The eventual social media furore over his comment totally justified his initial statement. The unemployed youth wasting their time on social media went on to create numerous satirical entities after replacing a term with “cockroach” and wasted days in the name of humour and satire. How long can one sit over one’s high horse – finally the horse has to take rest and fodder too, right? Eventually, the social media uproar will end and the only effect this whole episode will have is lowering the dignity of our justice system and making a joke of our constitution given right of free speech.

As we have seen during many controversies, social media platforms have shown zero control over stopping misleading, incorrect, fake, malicious or defamatory content. At the same time, they are earning billions of dollars every year due to the content created by users. For how long shall we allow total “anarchy” rule and social media content visibility policies changing the way people speak or behave on these platforms? If we expect real world to be rule-based, and society functioning on principles and ethical boundaries, why should we allow social media to be a lawless, “Jungle Raaj”?

It is high time the Supreme Court of India must look into this matter since we have seen many a time on such issues that only the SC can help and no other institution comes up to correct the situation. Lawless, anarchist, misleading and defamatory nature of social media must be purged, to make it rule-based, fair, and a controlled entity. It is very much possible to achieve, just look at how the early-days social media platforms were designed, for clues.
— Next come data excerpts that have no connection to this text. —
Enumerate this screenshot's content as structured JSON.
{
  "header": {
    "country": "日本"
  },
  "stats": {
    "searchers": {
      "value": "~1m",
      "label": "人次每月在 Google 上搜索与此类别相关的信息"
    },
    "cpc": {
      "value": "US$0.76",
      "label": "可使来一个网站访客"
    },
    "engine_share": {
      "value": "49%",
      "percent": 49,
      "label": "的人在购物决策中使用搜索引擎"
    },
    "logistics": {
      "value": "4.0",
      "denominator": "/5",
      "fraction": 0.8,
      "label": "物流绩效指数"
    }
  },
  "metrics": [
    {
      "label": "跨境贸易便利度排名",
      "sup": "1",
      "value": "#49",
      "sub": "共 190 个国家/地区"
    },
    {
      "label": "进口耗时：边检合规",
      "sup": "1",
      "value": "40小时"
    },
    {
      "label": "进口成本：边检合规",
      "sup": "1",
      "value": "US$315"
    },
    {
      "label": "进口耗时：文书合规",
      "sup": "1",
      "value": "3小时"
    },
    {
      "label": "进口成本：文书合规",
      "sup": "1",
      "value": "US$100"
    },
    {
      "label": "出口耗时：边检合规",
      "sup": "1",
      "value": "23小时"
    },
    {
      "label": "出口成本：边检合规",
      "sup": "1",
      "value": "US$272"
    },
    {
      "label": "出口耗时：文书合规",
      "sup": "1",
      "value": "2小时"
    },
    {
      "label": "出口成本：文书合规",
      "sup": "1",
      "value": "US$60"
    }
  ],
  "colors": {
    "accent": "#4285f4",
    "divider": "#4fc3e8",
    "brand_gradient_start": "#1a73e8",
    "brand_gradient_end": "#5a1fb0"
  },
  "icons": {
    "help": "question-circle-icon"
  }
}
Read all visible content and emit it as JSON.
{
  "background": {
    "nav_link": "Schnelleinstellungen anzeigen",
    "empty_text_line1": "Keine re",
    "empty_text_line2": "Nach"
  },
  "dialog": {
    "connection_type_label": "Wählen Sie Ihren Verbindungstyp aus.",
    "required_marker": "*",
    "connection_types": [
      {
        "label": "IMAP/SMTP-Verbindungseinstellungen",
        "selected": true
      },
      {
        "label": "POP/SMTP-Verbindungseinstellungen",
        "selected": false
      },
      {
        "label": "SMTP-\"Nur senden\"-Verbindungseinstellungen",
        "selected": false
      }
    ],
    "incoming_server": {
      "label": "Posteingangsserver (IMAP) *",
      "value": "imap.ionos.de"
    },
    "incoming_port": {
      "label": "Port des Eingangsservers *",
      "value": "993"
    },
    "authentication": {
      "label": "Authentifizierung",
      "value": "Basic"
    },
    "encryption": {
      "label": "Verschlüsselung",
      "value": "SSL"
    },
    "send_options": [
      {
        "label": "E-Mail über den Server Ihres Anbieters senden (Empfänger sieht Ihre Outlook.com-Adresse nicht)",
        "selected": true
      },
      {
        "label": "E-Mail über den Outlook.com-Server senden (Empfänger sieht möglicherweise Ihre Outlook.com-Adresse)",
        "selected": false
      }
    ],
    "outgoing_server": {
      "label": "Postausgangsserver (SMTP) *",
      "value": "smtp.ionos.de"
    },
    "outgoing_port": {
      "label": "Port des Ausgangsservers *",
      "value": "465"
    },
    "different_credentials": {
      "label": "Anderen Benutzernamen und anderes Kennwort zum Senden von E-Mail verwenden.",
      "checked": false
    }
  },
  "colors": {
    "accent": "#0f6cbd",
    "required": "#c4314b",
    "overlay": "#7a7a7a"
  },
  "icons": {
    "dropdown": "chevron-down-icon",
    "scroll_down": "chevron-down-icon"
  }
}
Along with time, “virality” was given first priority while designing these platforms and this is the root cause of all evils. This problem can be solved in one day, if the Supreme Court orders. There are many other important concerns like restricting social media for children, making content copyright compliant, stopping use of these platforms for crime and financial fraud.

The day the Supreme Court takes up this matter in its hands, it won’t matter how many cockroaches line up to shout, the insecticide of law will be powerful enough to control them for the benefit of everyone.